The Sonniers dealt with the usual bumps of opening a new restaurant. The night before, at a preview for friends and family, a waiter and a cook didn’t show up. And at 3 p.m., two hours before diners arrived, a steam table broke and Greg Sonnier had to run out and find a replacement.

Even before opening, the couple faced an old adversary: water. On Aug. 5, the failure of the city’s pumps caused the new building on Orleans Avenue to flood.

The dozen years between the last meal served at Gabrielle - on Friday, Aug. 26, 2005 - as Hurricane Katrina approached, and the move a mile away from the original location on Esplanade Avenue, shows how hard it can be to right your life after a disaster.

Even when you run one of the city’s best restaurants.

Even when you’re a James Beard-nominated chef.

Even when your duck is deemed worthy of an entire article in The New York Times.

It’s a story of persevering.

After the storm, the Sonniers planned to move Gabrielle Uptown - to the “sliver by the river” - in a special event space down the street from their house. That decision led to a long and expensive battle with neighbors. In the end, the former event space on Henry Clay Avenue did not receive the zoning to be a restaurant.

Greg moved on, working as the chef at the Windsor Court’s Grill Room, as the opening chef for Kingfish and doing a stint with Dickie Brennan’s restaurant group.

Still, he knew he wouldn’t be satisfied until he had his own restaurant again.

“It’s truly special,” he said. “It’s fun to say I’m back behind that stove and it’s my place. I’m not working for somebody else.”

Gabrielle, the new Gabrielle, is not exactly like the old restaurant. It couldn’t be.

Gabrielle herself, the Sonniers’ oldest daughter and the namesake of the restaurant, was a kid in 2005. Now, the young woman manages the restaurant’s dining room.

The building is still cozy and modest, but instead of the tree-lined Esplanade Avenue, it shares its Treme neighborhood with Dooky Chase’s down the street and the new Broad Theater around the corner.

And, fans of the old Gabrielle should not expect a mirror image of the old menu.

Sonnier, whose family and palate both come from Cajun country, continues to build on the foundation he learned while working for Paul Prudhomme at K-Paul’s Louisiana Kitchen and then as the sous chef for Frank Brigtsen at Brigtsen’s.
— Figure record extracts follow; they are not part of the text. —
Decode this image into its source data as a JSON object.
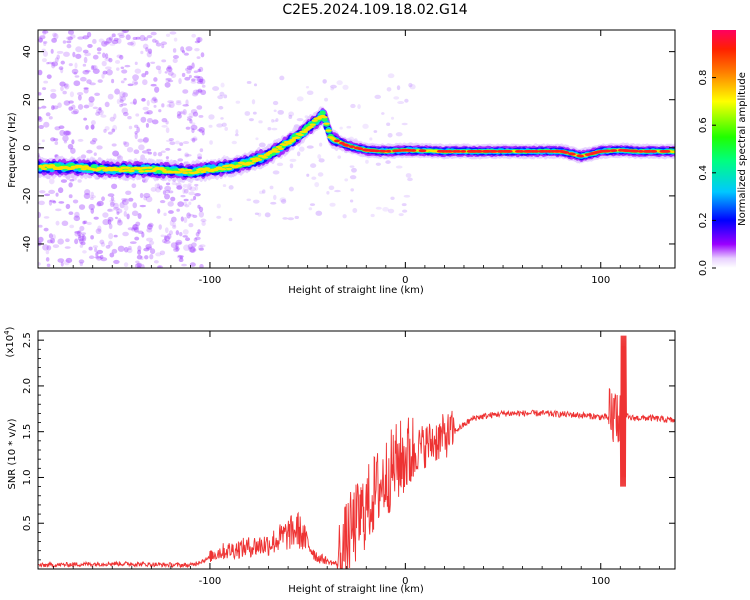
{
  "figure_title": "C2E5.2024.109.18.02.G14",
  "chart_data": [
    {
      "type": "heatmap",
      "title": "",
      "xlabel": "Height of straight line (km)",
      "ylabel": "Frequency (Hz)",
      "xlim": [
        -188,
        138
      ],
      "ylim": [
        -50,
        49
      ],
      "xticks": [
        -100,
        0,
        100
      ],
      "yticks": [
        -40,
        -20,
        0,
        20,
        40
      ],
      "colorbar": {
        "label": "Normalized spectral amplitude",
        "range": [
          0,
          1
        ],
        "ticks": [
          0.0,
          0.2,
          0.4,
          0.6,
          0.8
        ],
        "colormap": [
          "#ffffff",
          "#7b00ff",
          "#0000ff",
          "#00e0ff",
          "#00ff40",
          "#ffff00",
          "#ff6000",
          "#ff0040"
        ]
      },
      "ridge": {
        "description_x_km": [
          -188,
          -170,
          -150,
          -130,
          -110,
          -100,
          -90,
          -80,
          -70,
          -60,
          -50,
          -42,
          -38,
          -30,
          -20,
          -10,
          0,
          20,
          40,
          60,
          80,
          90,
          100,
          110,
          120,
          138
        ],
        "frequency_hz": [
          -8,
          -8,
          -9,
          -9,
          -10,
          -9,
          -8,
          -6,
          -3,
          2,
          8,
          14,
          4,
          1,
          -1,
          -1.5,
          -1,
          -1.5,
          -1.5,
          -1.5,
          -1.5,
          -3.5,
          -1.5,
          -1,
          -1.5,
          -1.5
        ]
      }
    },
    {
      "type": "line",
      "title": "",
      "xlabel": "Height of straight line (km)",
      "ylabel": "SNR (10 * v/v)",
      "y_multiplier": "(x10",
      "y_multiplier_exp": "4",
      "xlim": [
        -188,
        138
      ],
      "ylim": [
        0,
        26000
      ],
      "xticks": [
        -100,
        0,
        100
      ],
      "yticks": [
        0.5,
        1.0,
        1.5,
        2.0,
        2.5
      ],
      "series_color": "#ee3333",
      "trend": {
        "x": [
          -188,
          -150,
          -110,
          -95,
          -85,
          -70,
          -55,
          -45,
          -35,
          -28,
          -22,
          -15,
          -5,
          5,
          15,
          25,
          35,
          50,
          70,
          90,
          105,
          110,
          115,
          125,
          138
        ],
        "y": [
          300,
          500,
          300,
          1500,
          1800,
          2200,
          3500,
          1000,
          500,
          4000,
          6000,
          8500,
          11500,
          13000,
          14000,
          15000,
          16500,
          17000,
          17000,
          16800,
          16500,
          17000,
          16500,
          16500,
          16200
        ]
      }
    }
  ]
}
“I will always go back to that layered flavor,” he said. “It’s that layered flavor effect. That’s what I hold true.”

To prepare for his new menu, Sonnier dug up old ones from his original restaurant, recalling dishes he hadn’t cooked since that summer of 2005. He knew he didn’t want to pick up where he left off. He did not want the re-opened restaurant to be a history lesson.

“What can I make better?” was the question Sonnier asked himself.

On the new Gabrielle menu, a whole flounder is filled, like an overstuffed po-boy, with an inch-high layer of crabmeat and served with a fennel cream sauce. His play on ponce, traditionally a stuffed pig’s stomach, features a rabbit belly wrapped around ground rabbit mixed with grains that have the flavors of dirty rice.

Sonnier might find inspiration in the Low-Country for his “Creolized” she-crab bisque or serve his seared drum with a lemon Sriracha aioli. Still, when he talks about creating a dish, he speaks with a culinary vocabulary that could only be learned in South Louisiana.

The new Sonnier’s Cajun gumbo, for example, comes with a quail on top that is stuffed with what the chef calls “green sausage,” and made with an eclipse-dark roux. That stuffing’s flavors are inspired by oysters Rockefeller.

“Rockefeller is one of my favorite stuffings. I love the anise flavor and the spinach,” Sonnier said of the smoky dish that marries a New Orleans and a Cajun classic.

At least one dish has returned unchanged: the slow-roasted duck with an orange-sherry sauce atop a bed of shoestring potatoes.

“I thought hard and long about what I could do differently, but I don’t want to change it,” Sonnier said. “I’m going to keep it exactly the same.”